Many CMMRD patients show signs reminiscent of neurofibromatosis type I, particularly multiple cafe-au-lait macules. It remains unclear whether IgA and/or IgG deficiency is a common feature of CMMRD, because severe bacterial infections do not occur at high frequencies. However, in PMS2 deficiency, defective PMS2 has been shown to be associated with impaired CSR [81]. In these patients CSR was found partially defective in vivo resulting in reduced serum Ig and reduced numbers of memory B-cells. The SHM frequency was also found to be reduced. The CSR defect is characterized by defective occurrence of double-strand DNA breaks (DSBs) in switch regions and abnormal formation of switch junctions. No detailed immunological laboratory information is available for CMMRD patients.

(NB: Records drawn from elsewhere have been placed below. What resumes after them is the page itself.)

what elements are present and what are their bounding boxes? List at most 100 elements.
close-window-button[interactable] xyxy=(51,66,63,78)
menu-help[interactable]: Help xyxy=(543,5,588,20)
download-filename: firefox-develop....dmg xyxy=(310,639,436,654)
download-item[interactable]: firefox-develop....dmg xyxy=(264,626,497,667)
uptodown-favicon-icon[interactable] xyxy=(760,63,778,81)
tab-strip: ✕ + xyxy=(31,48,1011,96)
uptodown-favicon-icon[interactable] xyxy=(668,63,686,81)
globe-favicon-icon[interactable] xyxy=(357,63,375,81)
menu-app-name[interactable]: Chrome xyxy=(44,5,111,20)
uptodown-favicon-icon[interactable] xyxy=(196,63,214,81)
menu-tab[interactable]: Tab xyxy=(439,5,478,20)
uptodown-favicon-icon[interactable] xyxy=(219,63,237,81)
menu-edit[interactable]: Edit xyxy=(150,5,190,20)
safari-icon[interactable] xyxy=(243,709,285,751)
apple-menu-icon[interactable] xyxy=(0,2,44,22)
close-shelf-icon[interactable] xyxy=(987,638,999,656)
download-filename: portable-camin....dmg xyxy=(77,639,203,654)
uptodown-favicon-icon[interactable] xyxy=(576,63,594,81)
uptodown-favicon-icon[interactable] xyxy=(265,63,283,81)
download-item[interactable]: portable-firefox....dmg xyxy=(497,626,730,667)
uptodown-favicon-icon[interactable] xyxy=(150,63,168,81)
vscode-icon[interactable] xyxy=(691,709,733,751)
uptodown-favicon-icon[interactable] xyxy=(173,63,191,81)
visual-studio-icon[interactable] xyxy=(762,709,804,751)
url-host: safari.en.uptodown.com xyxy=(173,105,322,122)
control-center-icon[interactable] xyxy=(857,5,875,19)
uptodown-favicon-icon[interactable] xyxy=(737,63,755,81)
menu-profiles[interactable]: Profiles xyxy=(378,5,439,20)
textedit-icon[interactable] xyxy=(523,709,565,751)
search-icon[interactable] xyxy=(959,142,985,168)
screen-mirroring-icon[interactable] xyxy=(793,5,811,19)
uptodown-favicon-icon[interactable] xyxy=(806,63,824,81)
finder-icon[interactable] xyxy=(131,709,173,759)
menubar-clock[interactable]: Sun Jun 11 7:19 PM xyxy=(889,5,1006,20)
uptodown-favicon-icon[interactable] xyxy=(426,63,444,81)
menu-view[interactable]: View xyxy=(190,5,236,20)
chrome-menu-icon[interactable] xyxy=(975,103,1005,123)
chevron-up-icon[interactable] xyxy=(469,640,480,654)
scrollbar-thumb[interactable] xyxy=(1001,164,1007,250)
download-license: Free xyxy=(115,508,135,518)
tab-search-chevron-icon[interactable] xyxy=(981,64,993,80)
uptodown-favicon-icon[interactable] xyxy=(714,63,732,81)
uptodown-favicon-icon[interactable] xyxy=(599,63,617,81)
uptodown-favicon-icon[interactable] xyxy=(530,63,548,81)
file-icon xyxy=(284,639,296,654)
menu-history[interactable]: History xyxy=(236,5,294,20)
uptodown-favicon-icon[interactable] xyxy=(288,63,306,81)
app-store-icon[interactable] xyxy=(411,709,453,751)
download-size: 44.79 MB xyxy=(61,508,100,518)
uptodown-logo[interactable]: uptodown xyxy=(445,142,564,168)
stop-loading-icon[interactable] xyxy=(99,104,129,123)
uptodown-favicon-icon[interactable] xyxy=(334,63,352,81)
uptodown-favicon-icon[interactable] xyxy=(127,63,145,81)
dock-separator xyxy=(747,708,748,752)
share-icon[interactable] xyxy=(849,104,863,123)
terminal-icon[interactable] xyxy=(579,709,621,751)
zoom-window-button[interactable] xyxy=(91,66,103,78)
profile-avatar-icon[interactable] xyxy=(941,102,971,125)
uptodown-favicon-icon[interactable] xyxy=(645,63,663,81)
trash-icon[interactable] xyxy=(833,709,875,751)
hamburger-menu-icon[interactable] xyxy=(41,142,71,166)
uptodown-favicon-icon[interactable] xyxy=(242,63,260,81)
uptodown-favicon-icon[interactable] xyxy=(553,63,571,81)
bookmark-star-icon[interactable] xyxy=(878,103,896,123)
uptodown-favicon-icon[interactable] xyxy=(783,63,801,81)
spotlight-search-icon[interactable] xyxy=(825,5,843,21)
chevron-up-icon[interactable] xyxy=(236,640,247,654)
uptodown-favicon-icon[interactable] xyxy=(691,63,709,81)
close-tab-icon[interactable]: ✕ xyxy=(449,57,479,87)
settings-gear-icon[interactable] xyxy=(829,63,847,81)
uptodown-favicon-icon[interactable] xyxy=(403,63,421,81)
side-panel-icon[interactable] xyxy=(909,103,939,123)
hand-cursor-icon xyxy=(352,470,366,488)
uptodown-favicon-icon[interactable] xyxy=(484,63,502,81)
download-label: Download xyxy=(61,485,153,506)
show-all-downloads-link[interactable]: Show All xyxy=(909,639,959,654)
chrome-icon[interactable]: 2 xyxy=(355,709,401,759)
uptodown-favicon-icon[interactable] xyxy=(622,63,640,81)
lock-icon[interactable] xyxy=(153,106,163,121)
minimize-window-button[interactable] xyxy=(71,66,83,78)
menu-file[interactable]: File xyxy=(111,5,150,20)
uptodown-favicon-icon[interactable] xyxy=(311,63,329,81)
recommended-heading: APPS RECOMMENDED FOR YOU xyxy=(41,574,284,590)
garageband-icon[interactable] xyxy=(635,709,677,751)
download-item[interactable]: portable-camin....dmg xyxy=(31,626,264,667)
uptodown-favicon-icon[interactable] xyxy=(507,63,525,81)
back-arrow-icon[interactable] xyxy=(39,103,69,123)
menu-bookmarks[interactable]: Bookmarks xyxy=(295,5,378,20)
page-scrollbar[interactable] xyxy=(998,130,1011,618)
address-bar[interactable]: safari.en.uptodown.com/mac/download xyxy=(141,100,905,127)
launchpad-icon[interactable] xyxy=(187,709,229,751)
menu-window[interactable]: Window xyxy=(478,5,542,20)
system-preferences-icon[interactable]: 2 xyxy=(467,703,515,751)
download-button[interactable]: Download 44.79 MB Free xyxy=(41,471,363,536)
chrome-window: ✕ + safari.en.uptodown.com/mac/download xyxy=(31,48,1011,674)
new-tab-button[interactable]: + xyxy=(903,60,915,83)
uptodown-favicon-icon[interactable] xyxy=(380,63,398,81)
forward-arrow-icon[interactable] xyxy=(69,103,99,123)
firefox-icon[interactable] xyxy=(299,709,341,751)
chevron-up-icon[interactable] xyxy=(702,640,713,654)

15.2.3.4.3 Treatment and Prognosis

While recurrent bacterial infection may lead to the institution of immunoglobulin replacement therapy, the major issue for these patients is development of malignancy in early childhood, predominantly hematological malignancies, brain tumors, or early-onset gastrointestinal tumors [82]. T-cell lymphomas are usually the first tumors to present, but patients are likely to develop additional tumors. Treatment should be directed at specific tumors, but the prognosis is poor, with few patients reaching adulthood.